Employees are entitled to minimum wage unless:
- The apprenticeship exception is in effect (in which case they are regulated by separate legislation);
- The training exception is in effect (stating that all persons receiving training under government-sponsored and government-approved plans are not entitled to minimum wage);
- The non-profit exception is in effect (stating that persons employed at a playground or summer camp operate on a non-profit basis).
Unpaid internships are illegal unless the individual is performing work under a program approved by a college of applied arts & technology, a university or under a program approved by a private career college registered under the Private Career Colleges Act.
Interns are entitled to minimum wage unless:
- The student is working during the school year in “an establishment selected by an education institution pursuant to a job induction program approved by the Ministère de l’Éducation”;
- The trainees receiving vocational training are entitled to wages determined by separate legislation;
- It’s a volunteer position.
Saskatchewan & Prince Edward Island
These provinces also have unclear laws. While most employees are entitled to the respective provinces’ minimum wage, the definition of an employee is vague.
How do I ask if it’s an unpaid internship?
It’s perfectly reasonable to ask if an internship is paid or unpaid, and how much you’ll get paid. The employer understands that this is crucial information when it comes to you making the decision about whether or not to take the position.
1. See if it’s included in the offer
Many argue that it’s best to wait until you’re offered a position before asking questions about pay.

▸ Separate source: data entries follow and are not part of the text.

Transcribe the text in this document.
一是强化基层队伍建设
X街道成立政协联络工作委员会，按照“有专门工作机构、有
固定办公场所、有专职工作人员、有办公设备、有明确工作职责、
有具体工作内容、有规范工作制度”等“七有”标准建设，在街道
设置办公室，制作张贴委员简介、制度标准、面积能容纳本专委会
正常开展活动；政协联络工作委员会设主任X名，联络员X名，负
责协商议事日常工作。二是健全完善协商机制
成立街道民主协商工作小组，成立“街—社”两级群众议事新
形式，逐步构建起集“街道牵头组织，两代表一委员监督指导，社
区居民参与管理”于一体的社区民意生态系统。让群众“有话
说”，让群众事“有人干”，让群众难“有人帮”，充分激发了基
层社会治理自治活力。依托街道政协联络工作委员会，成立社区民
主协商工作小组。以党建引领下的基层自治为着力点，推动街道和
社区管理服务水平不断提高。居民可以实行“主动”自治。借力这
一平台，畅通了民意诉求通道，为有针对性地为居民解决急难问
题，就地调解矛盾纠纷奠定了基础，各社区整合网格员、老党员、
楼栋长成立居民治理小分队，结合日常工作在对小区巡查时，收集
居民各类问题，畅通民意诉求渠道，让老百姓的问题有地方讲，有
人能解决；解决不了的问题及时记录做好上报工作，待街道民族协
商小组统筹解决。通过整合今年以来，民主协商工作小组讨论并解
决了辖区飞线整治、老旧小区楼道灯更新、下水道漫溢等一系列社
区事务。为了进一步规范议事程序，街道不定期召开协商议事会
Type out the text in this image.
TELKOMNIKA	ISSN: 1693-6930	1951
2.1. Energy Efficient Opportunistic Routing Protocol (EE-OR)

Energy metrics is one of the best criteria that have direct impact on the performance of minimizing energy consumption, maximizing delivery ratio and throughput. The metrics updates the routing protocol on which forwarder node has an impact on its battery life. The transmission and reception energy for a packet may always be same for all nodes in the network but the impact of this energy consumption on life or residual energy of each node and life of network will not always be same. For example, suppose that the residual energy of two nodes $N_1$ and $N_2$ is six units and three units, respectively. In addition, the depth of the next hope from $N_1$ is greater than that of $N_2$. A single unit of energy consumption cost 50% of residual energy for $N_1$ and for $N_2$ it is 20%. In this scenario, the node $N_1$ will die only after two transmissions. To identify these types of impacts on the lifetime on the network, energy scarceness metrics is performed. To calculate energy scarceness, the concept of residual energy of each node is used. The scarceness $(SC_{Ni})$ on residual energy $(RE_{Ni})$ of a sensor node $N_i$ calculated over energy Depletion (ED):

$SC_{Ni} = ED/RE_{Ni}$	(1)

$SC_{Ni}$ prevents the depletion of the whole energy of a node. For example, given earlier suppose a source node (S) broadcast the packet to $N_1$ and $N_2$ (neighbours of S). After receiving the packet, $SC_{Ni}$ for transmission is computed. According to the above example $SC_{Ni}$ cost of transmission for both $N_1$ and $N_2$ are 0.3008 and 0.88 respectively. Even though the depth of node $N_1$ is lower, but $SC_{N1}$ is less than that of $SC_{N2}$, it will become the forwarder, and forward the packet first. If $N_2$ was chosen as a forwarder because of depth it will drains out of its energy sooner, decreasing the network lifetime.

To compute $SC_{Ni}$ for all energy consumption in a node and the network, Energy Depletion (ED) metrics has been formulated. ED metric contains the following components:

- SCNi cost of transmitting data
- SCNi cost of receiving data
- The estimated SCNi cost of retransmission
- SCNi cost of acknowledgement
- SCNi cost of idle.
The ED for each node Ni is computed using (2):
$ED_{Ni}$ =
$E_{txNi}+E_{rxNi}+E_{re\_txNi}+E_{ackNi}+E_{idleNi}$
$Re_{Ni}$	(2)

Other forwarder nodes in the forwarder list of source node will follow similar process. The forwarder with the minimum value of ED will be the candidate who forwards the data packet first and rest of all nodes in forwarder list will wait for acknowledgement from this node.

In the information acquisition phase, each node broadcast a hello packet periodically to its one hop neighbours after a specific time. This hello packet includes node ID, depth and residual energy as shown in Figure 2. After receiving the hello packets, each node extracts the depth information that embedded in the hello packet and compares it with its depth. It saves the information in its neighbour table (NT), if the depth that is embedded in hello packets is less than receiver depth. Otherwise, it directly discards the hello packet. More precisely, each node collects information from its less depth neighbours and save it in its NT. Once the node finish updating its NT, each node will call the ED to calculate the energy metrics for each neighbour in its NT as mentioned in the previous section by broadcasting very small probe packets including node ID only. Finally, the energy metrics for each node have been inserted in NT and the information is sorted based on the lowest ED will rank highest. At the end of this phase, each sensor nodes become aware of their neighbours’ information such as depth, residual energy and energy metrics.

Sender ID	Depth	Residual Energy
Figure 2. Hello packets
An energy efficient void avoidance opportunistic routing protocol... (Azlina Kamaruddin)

Chances are, it’ll be included in the written offer. If not, it gives you a great opportunity to express your enthusiasm about the role in a follow-up email.
Write something like “Thank you for the offer. I’m very interested in this position for X, Y and Z reasons, and would love to know more information about compensation.”
Depending on your school or program, this may not be an option for you. As a student, I had to take the first offer that was given to me. If waiting for the offer isn’t an option for you, there’s still hope!
2. Showcase your interest in the role and your experience during the interview
Show the employer your genuine interest in the role and the opportunities/challenges it offers. At the end of your interview, make sure to have some questions ready to indicate you’ve done your research on the company. These can include questions like “What do you think are important qualities for someone to succeed in this role?” or “What do you like best about working for this company?”
Towards the end, you can ask, “Will I be compensated monetarily for this role? And if so, how much can I expect to be paid?”
3. Contact HR
If all else fails, reach out to the company’s HR representative or department. They may not be able to negotiate a salary with you, but it’s a great starting point and can help avoid an awkward conversation with your potential future boss.
August 2019 update: The Canadian government is banning unpaid internships in federally regulated industries unless they are a mandatory part of an educational program (i.e. co-ops).